Analyze the structure of payload fields for each event type.

In [None]:
print("\n" + "=" * 60)
print("PAYLOAD STRUCTURE BY EVENT TYPE")
print("=" * 60)

# Extract payload keys for each event type
payload_structure = []
for event_type in sorted(events_df["eventType"].unique()):
    type_df = events_df[events_df["eventType"] == event_type]
    all_keys = set()
    for payload in type_df["payload"]:
        if isinstance(payload, dict):
            all_keys.update(payload.keys())

    payload_structure.append(
        {
            "eventType": event_type,
            "count": len(type_df),
            "payload_keys": sorted(list(all_keys)),
        }
    )

payload_df = pd.DataFrame(payload_structure)
for _, row in payload_df.iterrows():
    print(f"\n{row['eventType']} ({row['count']} events):")
    print(f"  Keys: {', '.join(row['payload_keys'])}")

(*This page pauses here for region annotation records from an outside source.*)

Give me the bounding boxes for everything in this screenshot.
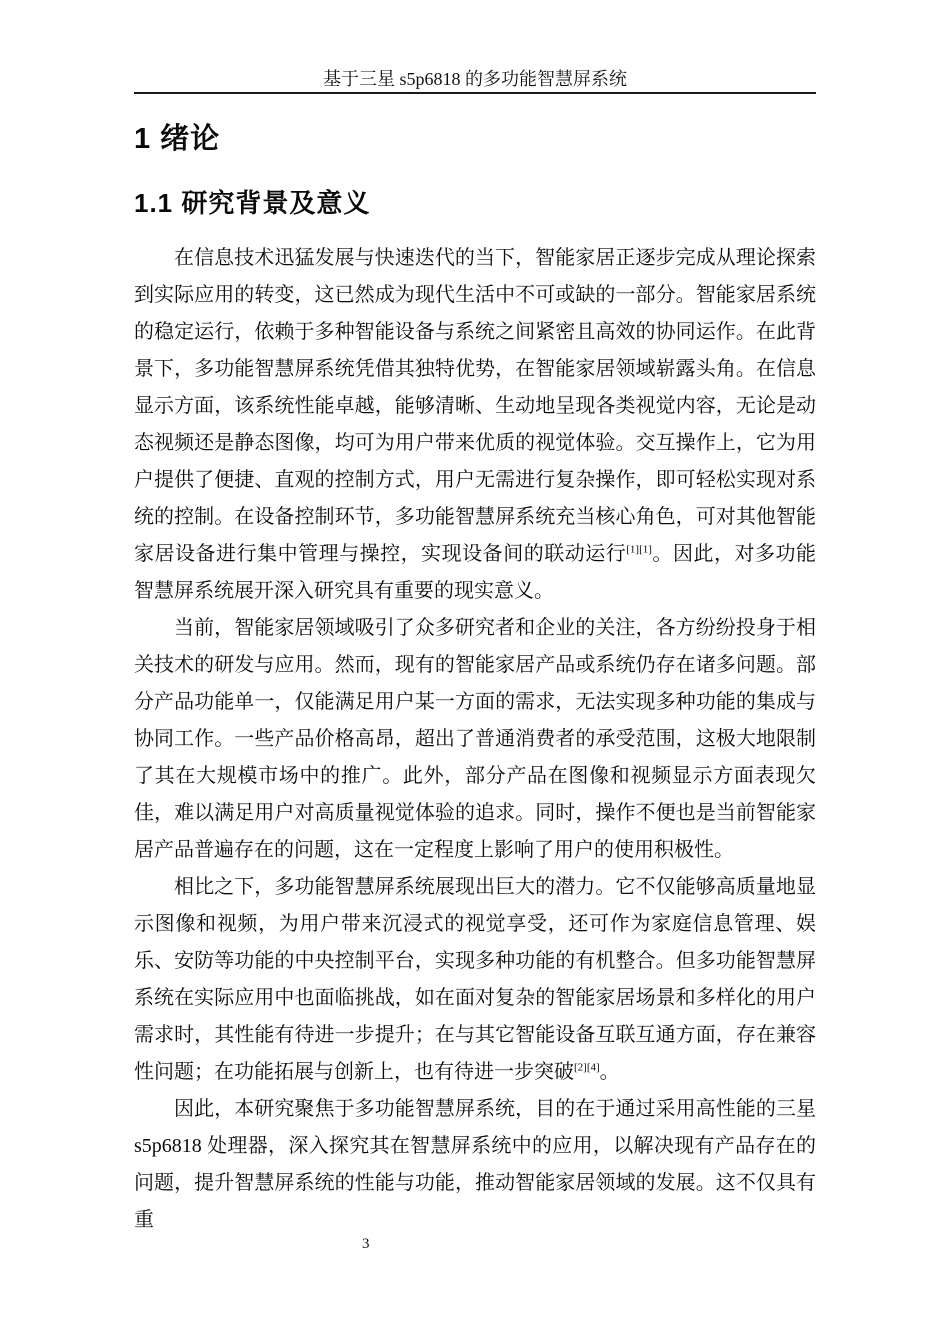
paragraph-2-text: 当前，智能家居领域吸引了众多研究者和企业的关注，各方纷纷投身于相关技术的研发与应用。然而，现有的智能家居产品或系统仍存在诸多问题。部分产品功能单一，仅能满足用户某一方面的需求，无法实现多种功能的集成与协同工作。一些产品价格高昂，超出了普通消费者的承受范围，这极大地限制了其在大规模市场中的推广。此外，部分产品在图像和视频显示方面表现欠佳，难以满足用户对高质量视觉体验的追求。同时，操作不便也是当前智能家居产品普遍存在的问题，这在一定程度上影响了用户的使用积极性。 xyxy=(134,617,816,861)
body-text xyxy=(134,240,816,1239)
citation-ref-2: [2][4] xyxy=(574,1061,600,1074)
paragraph-3-text-end: 。 xyxy=(599,1061,620,1083)
citation-ref-1: [1][1] xyxy=(626,543,652,556)
paragraph-4-text: 因此，本研究聚焦于多功能智慧屏系统，目的在于通过采用高性能的三星 s5p6818 处理器，深入探究其在智慧屏系统中的应用，以解决现有产品存在的问题，提升智慧屏系统的性能与功能，推动智能家居领域的发展。这不仅具有重 xyxy=(134,1098,816,1231)
paragraph-1-text-end: 。因此，对多功能智慧屏系统展开深入研究具有重要的现实意义。 xyxy=(134,543,817,602)
chapter-heading: 1 绪论 xyxy=(134,123,221,155)
paragraph-1 xyxy=(134,240,816,610)
paragraph-3-text: 相比之下，多功能智慧屏系统展现出巨大的潜力。它不仅能够高质量地显示图像和视频，为用户带来沉浸式的视觉享受，还可作为家庭信息管理、娱乐、安防等功能的中央控制平台，实现多种功能的有机整合。但多功能智慧屏系统在实际应用中也面临挑战，如在面对复杂的智能家居场景和多样化的用户需求时，其性能有待进一步提升；在与其它智能设备互联互通方面，存在兼容性问题；在功能拓展与创新上，也有待进一步突破 xyxy=(134,876,816,1083)
page-header xyxy=(134,0,816,94)
page-number: 3 xyxy=(362,1236,370,1252)
running-head-title: 基于三星 s5p6818 的多功能智慧屏系统 xyxy=(322,69,627,89)
paragraph-4 xyxy=(134,1091,816,1239)
paragraph-2 xyxy=(134,610,816,869)
section-heading: 1.1 研究背景及意义 xyxy=(134,188,371,218)
paragraph-3 xyxy=(134,869,816,1091)
text-column xyxy=(134,0,816,1239)
paragraph-1-text: 在信息技术迅猛发展与快速迭代的当下，智能家居正逐步完成从理论探索到实际应用的转变，这已然成为现代生活中不可或缺的一部分。智能家居系统的稳定运行，依赖于多种智能设备与系统之间紧密且高效的协同运作。在此背景下，多功能智慧屏系统凭借其独特优势，在智能家居领域崭露头角。在信息显示方面，该系统性能卓越，能够清晰、生动地呈现各类视觉内容，无论是动态视频还是静态图像，均可为用户带来优质的视觉体验。交互操作上，它为用户提供了便捷、直观的控制方式，用户无需进行复杂操作，即可轻松实现对系统的控制。在设备控制环节，多功能智慧屏系统充当核心角色，可对其他智能家居设备进行集中管理与操控，实现设备间的联动运行 xyxy=(134,247,816,565)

## 8. Session Timeline Analysis

Analyze event sequences and timing within sessions.

In [None]:
print("\n" + "=" * 60)
print("EVENT COUNTS BY SESSION AND TYPE")
print("=" * 60)

# Count events by session and type
session_event_counts = (
    events_df.groupby(["sessionId", "eventType"]).size().reset_index(name="count")
)
session_event_counts = session_event_counts.sort_values(
    ["sessionId", "count"], ascending=[True, False]
)

print(session_event_counts.head(20).to_string(index=False))

print("\n" + "=" * 60)
print("SESSION DURATION AND EVENT TIMING")
print("=" * 60)

# Calculate session duration and event rate
session_timing = (
    events_df.groupby("sessionId")
    .agg({"timestamp": ["min", "max", "count"]})
    .reset_index()
)
session_timing.columns = ["sessionId", "first_event", "last_event", "event_count"]
session_timing["duration_seconds"] = (
    session_timing["last_event"] - session_timing["first_event"]
).dt.total_seconds()
session_timing["events_per_minute"] = (
    session_timing["event_count"] / (session_timing["duration_seconds"] / 60)
).round(2)

print(session_timing.head(10).to_string(index=False))